Thursday, March 24, 2011

we didn't have school on monday, so the week started off tuesday with a regular day at the high school. except the days are shorter this week too because there are student-teacher interviews each morning from 8:30-9AM. next week, tuesday, the students don't come to school as there are parent-student-teacher interviews (also called 3-way interviews).

tuesday morning we observed rhonda's classes and worked on prep for our own classes as well. i will be teaching accounting 10 this week for 3-4 days, and next monday start teaching information processing 30 for probably a week. it's a unit on databases.

i'm feeling really comfortable at the school now, after my freaking out and questioning last week about whether i'm in the right place pursuing the right thing. i think i am. i guess today, when i teach my first lesson, i'll really get a better idea of how it feels. but i'm not putting all my apples in one basket. that is to say that if today doesn't go well, i'm not going to catastrophize that my teaching career is over because i've already failed before i've begun. i got a bit of a taste of failure at the previous high school we were at.

wednesday we went through some pre-conferencing with rhonda. she read over my lesson plan and alerted me to things the students will struggle with, have questions about, etc. she also has been super supportive with offering overheads that she already has, using her resources and guiding us along the way. this element was missing from our balfour experience: safety. with rhonda, i feel safe to make mistakes because i feel like she's rooting for me and that we have a relationship where i can try things, and she will be there to support me if i fail (or if i succeed!) without me worrying that i'm ruining my reputation or that of the university.

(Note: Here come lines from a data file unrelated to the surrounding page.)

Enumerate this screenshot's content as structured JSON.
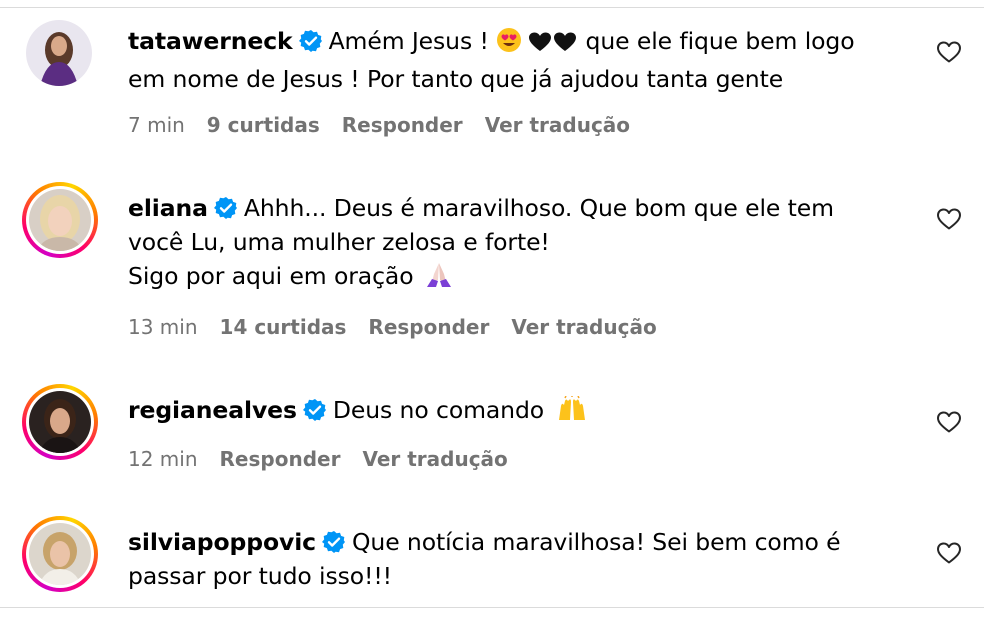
{
  "comments": [
    {
      "username": "tatawerneck",
      "lines": [
        "Amém Jesus ! 😍 🖤🖤 que ele fique bem logo",
        "em nome de Jesus ! Por tanto que já ajudou tanta gente"
      ],
      "text_part1": "Amém Jesus ! ",
      "emoji1": "heart-eyes-emoji",
      "emoji2": "black-hearts-emoji",
      "text_part2": " que ele fique bem logo",
      "line2": "em nome de Jesus ! Por tanto que já ajudou tanta gente",
      "time": "7 min",
      "likes": "9 curtidas",
      "reply": "Responder",
      "translate": "Ver tradução"
    },
    {
      "username": "eliana",
      "line1": "Ahhh... Deus é maravilhoso. Que bom que ele tem",
      "line2": "você Lu, uma mulher zelosa e forte!",
      "line3": "Sigo por aqui em oração",
      "emoji": "praying-hands-emoji",
      "time": "13 min",
      "likes": "14 curtidas",
      "reply": "Responder",
      "translate": "Ver tradução"
    },
    {
      "username": "regianealves",
      "line1": "Deus no comando",
      "emoji": "raising-hands-emoji",
      "time": "12 min",
      "reply": "Responder",
      "translate": "Ver tradução"
    },
    {
      "username": "silviapoppovic",
      "line1": "Que notícia maravilhosa! Sei bem como é",
      "line2": "passar por tudo isso!!!"
    }
  ],
  "colors": {
    "verified": "#0095f6",
    "meta": "#737373",
    "divider": "#dbdbdb"
  },
  "icons": {
    "like": "heart-outline-icon",
    "verified": "verified-badge-icon"
  }
}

i've decided that i'm going to use bribery with the students today. just being honest. with being at the school such a short period of time, i more have the status of a substitute teacher. everyone knows that's not a good status: no rapport with the students, no power! i don't have my own classroom and my expectations to communicate, instead i'm walking into someone else's classroom, which is a challenge. so i bought a lot of candy on tuesday, and put it in a big glass jar. it's currently sitting at the front of rhonda's classroom. when i brought it out yesterday and set it on the desk for 5th period, it was the talk of the town! i'm going to use it sparingly, to reward behaviour i like and honestly, use it to my advantage. if i have to externally motivate the students in this way for a few days, i'm okay with it. if it will help me to manage them better, i'm okay with that, too. then i can focus more on teaching and less on trying to get them to be quiet. this is going to be a challenge, as there are 35 students in the class!

we also had a visitor yesterday. our advising professor came to check in. it was good to see a familiar face and chat briefly about how things are going. university classrooms already seem miles away with our balfour experience and now the 3 week block.

i teach in 5th period today, so will document later how it went!